Les danseurs de la Bad Boys of Dance, une compagnie américaine dont c’est la première venue en France ont tous, vous l’aurez compris, une solide formation classique. Leur directeur et fondateur, Rasta Thomas, un jeune danseur américain de 29 ans, formé entre autres au Kirov, mais également passionné par le rock, les chansons de Michael Jackson et… les arts martiaux, décida un jour de mettre ses talents de danseur – il a remporté la médaille d’or junior au concours de Varna en 1996, la médaille d’or senior au concours international de ballet de Jackson et le prix spécial du jury au concours international de danse de Paris – au service des jeunes de sa génération. Aussi, après avoir dansé dans les compagnies les plus prestigieuses telles l’ABT, le Kirov, le Dance Theatre of Harlem, le Hartford Ballet ou le Victor Ullate Ballet of Spain,  fonde t’il sa compagnie en 2007. Avec, comme atout, des danseurs exceptionnels électrisés et électrisants, qui ont le diable au corps, une pêche d’enfer et le feu aux fesses ! Leurs performances sur scène sont d’ailleurs réellement époustouflantes…
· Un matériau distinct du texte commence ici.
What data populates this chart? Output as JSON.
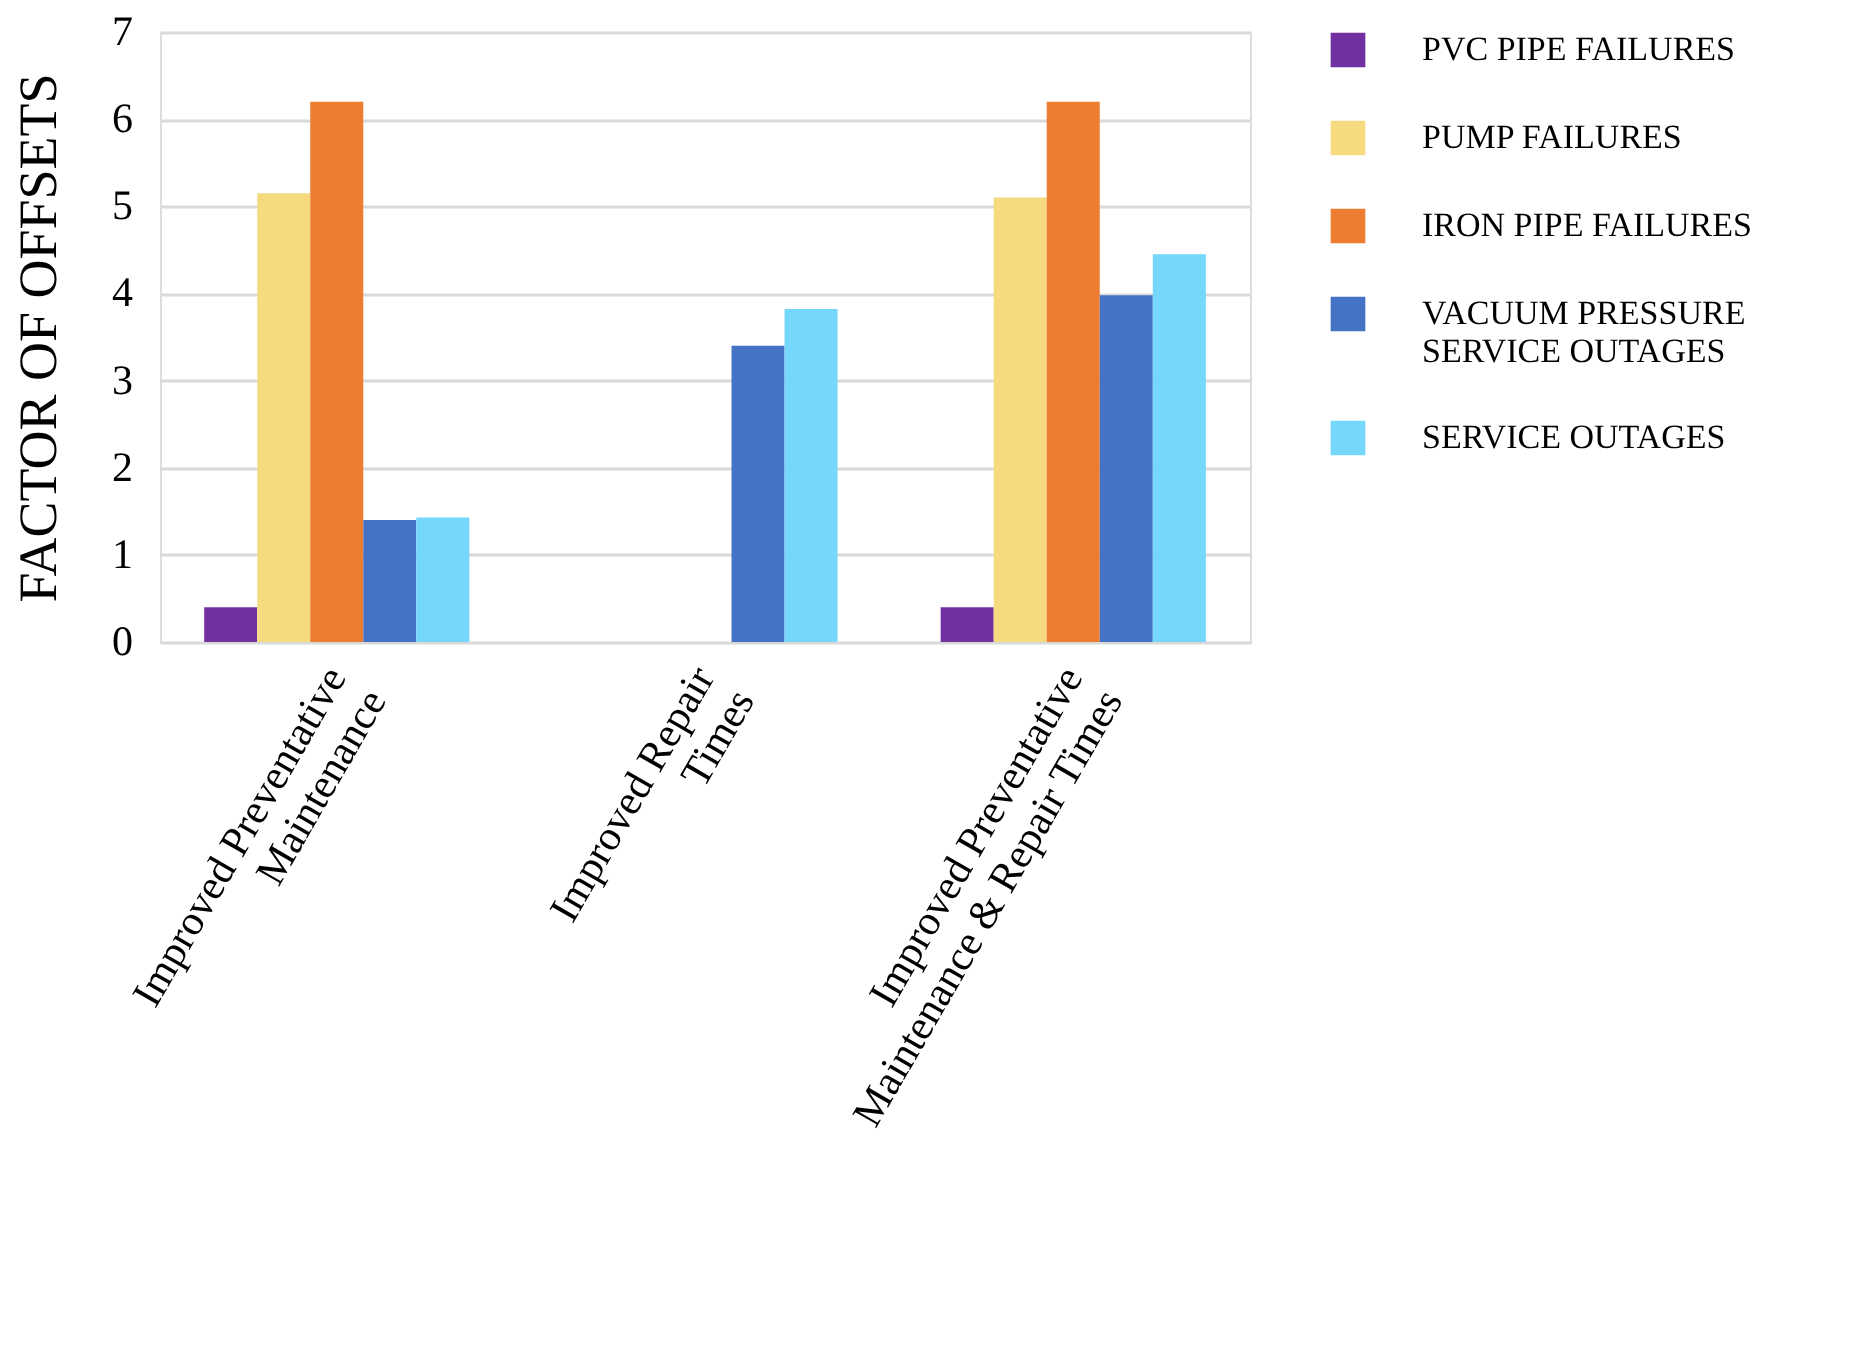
{
  "chart_data": {
    "type": "bar",
    "ylabel": "FACTOR OF OFFSETS",
    "categories": [
      "Improved Preventative\nMaintenance",
      "Improved  Repair\nTimes",
      "Improved Preventative\nMaintenance & Repair Times"
    ],
    "series": [
      {
        "name": "PVC PIPE FAILURES",
        "color": "#7030a0",
        "values": [
          0.4,
          null,
          0.4
        ]
      },
      {
        "name": "PUMP FAILURES",
        "color": "#f5da80",
        "values": [
          5.15,
          null,
          5.1
        ]
      },
      {
        "name": "IRON PIPE FAILURES",
        "color": "#ed7d31",
        "values": [
          6.2,
          null,
          6.2
        ]
      },
      {
        "name": "VACUUM PRESSURE\nSERVICE OUTAGES",
        "color": "#4472c4",
        "values": [
          1.4,
          3.4,
          3.98
        ]
      },
      {
        "name": "SERVICE OUTAGES",
        "color": "#75d7fc",
        "values": [
          1.43,
          3.82,
          4.45
        ]
      }
    ],
    "ylim": [
      0,
      7
    ],
    "yticks": [
      0,
      1,
      2,
      3,
      4,
      5,
      6,
      7
    ],
    "grid": "y",
    "legend": "right"
  }
}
Mais voilà ! le spectacle qui nous est présenté, une suite de 28 tableaux, pour la plupart des clips en grande partie sur de la pop music et du rock, amalgame tous les styles et tous les genres, de la danse classique à l’acrobatie en passant par la danse contemporaine, le hip-hop et la tap dance : un éclectisme qui, fâcheusement, nuit à son unité. Mais il y a plus grave : la difficulté extrême des variations, enchaînées comme les mouvements d’une horloge suisse, prive les interprètes de toute possibilité de faire passer une quelconque émotion. Seuls deux ou trois tableaux rompent la monotonie, en particulier la parodie, fort drôle d’ailleurs, sur Carmen et les poupées gonflables, le pathétique Ne me quitte pas de Jacques Brel et l’Improv Intro en ouverture de la seconde partie, pouvant évoquer une toile de Mondrian. Tous les autres tableaux sont construits de la même manière, dans un déferlement de décibels, une mise en scène un peu plate et une chorégraphie répétitive basée uniquement sur les rythmes et accents musicaux, et malheureusement sans grande originalité. Mais l’enthousiasme des interprètes, leurs performances et leur jeunesse eurent un effet électrisant sur les jeunes spectateurs. Un show de danse typiquement américain qui, ne pouvant faire l’unanimité en ralliant tous les publics, a au moins le mérite de ne laisser personne indifférent.

J.M. Gourreau

 

Rock the ballet

/ Rasta Thomas et la Bad Boys of Dance, Casino de Paris, jusqu’au 31 Octobre 2010.